After cancer has been diagnosed, physical activity deteriorates distinctly. A low proportion of patients with cancer follow physical activity guidelines during treatment [27, 28], and it is well known that the physical activity levels of patients affected by cancer generally decline [29]. Additionally, even with extensive knowledge of the benefits of physical activity after cancer diagnosis, patients fail to return to pre-diagnosis activity levels after treatment [27, 28].

To improve the uptake of physical activity of patients with cancer, evidence-based guidelines recommend the implementation of physical activity programs or other initiatives to improve the uptake of physical activity during and after cancer treatment [6, 30,31,32,33,34,35,36]. However, it appears that the current uptake of physical activity programs is low [37,38,39,40] and widespread implementation is lacking [41]. A study found that only 17% of cancer treatment facilities offer a physical activity program [42]. Furthermore, there is scarce material on approaches to implement these guidelines on physical activity [43,44,45,46].

Like other new treatment approaches, perhaps physical activity programs need active implementation strategies that successfully deal with the barriers and facilitators involved [47]. Before these implementation strategies can be designed, further research is required to identify the barriers and facilitators affecting the implementation of physical activity programs during and after cancer treatment.

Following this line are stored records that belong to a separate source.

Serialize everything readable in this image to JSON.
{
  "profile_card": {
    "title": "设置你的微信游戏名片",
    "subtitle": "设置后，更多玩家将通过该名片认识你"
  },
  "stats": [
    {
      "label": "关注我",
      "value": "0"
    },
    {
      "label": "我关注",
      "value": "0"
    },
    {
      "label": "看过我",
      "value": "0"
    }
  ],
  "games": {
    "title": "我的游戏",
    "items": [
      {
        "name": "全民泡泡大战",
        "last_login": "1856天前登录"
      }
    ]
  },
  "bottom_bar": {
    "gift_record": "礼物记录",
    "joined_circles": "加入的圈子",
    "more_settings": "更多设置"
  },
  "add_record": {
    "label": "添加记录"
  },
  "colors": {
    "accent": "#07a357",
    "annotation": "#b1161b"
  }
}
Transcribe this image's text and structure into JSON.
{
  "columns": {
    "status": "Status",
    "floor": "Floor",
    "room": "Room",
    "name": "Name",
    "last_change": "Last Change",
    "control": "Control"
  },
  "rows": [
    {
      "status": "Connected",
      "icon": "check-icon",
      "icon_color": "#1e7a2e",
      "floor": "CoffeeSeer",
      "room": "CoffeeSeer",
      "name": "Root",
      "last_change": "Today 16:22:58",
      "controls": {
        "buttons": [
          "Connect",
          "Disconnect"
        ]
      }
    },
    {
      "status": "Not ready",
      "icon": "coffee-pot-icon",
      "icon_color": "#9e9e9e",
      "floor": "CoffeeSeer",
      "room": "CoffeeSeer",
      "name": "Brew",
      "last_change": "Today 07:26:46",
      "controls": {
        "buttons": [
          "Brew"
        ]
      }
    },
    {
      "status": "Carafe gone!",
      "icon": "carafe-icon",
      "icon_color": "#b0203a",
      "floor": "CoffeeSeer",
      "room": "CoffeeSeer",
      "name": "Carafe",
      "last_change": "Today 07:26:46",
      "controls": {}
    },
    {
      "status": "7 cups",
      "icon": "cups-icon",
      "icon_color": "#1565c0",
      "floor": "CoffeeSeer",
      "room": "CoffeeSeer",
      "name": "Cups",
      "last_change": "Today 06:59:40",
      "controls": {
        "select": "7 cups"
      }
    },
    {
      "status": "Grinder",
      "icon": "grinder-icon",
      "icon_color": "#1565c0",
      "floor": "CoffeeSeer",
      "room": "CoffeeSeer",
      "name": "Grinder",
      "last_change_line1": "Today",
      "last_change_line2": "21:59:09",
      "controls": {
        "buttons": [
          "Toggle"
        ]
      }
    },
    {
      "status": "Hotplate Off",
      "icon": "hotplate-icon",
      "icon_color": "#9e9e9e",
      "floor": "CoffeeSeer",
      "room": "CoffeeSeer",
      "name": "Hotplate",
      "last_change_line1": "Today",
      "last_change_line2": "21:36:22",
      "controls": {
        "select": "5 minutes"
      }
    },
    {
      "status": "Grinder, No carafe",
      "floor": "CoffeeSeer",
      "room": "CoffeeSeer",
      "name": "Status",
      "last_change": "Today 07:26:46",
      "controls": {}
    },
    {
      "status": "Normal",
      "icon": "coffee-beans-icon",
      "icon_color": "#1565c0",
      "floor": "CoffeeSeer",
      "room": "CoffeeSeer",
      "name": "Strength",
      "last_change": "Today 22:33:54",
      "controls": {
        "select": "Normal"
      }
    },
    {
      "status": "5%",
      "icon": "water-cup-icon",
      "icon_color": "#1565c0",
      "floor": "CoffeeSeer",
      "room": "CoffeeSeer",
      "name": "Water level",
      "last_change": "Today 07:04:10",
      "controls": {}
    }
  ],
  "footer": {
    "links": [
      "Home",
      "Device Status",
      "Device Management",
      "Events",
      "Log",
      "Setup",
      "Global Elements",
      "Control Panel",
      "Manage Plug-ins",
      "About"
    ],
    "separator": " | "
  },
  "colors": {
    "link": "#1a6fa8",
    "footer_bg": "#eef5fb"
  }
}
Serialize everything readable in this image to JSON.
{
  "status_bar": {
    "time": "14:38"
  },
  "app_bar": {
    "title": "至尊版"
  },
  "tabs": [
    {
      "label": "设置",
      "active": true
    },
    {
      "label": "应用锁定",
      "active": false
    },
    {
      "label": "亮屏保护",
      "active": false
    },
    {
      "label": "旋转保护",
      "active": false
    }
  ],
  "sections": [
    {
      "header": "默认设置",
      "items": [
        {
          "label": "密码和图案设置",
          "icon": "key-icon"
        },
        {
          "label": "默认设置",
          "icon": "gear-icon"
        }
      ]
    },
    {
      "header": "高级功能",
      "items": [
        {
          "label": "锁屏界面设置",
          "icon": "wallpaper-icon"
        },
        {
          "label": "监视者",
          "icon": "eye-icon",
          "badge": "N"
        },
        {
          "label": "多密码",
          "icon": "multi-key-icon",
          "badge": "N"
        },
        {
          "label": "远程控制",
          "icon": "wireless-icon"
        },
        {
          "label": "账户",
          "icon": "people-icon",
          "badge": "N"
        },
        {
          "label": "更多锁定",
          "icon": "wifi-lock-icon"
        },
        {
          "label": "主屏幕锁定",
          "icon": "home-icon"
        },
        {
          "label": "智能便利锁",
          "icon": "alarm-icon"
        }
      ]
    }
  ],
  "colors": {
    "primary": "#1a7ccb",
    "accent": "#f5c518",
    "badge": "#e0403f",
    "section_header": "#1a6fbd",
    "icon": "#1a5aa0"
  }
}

This research can be compared to clinical practice, where a diagnosis is needed so that we can choose the right treatment [48]. The identification of these barriers and facilitators can be used to develop strategies for improved implementation of physical activity programs for patients. However, little is known about these barriers and facilitators influencing physical activity program implementation, so more exploration is needed. The present exploratory qualitative study therefore aimed to systematically identify barriers and facilitators affecting the implementation of physical activity programs among adult patients during and after the treatment of cancer.

Method

We performed focus-group-interviews exploring factors that influence the implementation of physical activity programs among adult patients during and after the treatment of cancer. This qualitative study was carried out following the Consolidated criteria for Reporting Qualitative studies (COREQ) [49].

Study population

The participants invited for the focus-group-interviews were recruited from three different hospitals in the Netherlands. As a sampling technique, we used purposeful sampling. We organized the focus-group-interviews in each participating hospital. Focus-group-interviews were performed until saturation was reached.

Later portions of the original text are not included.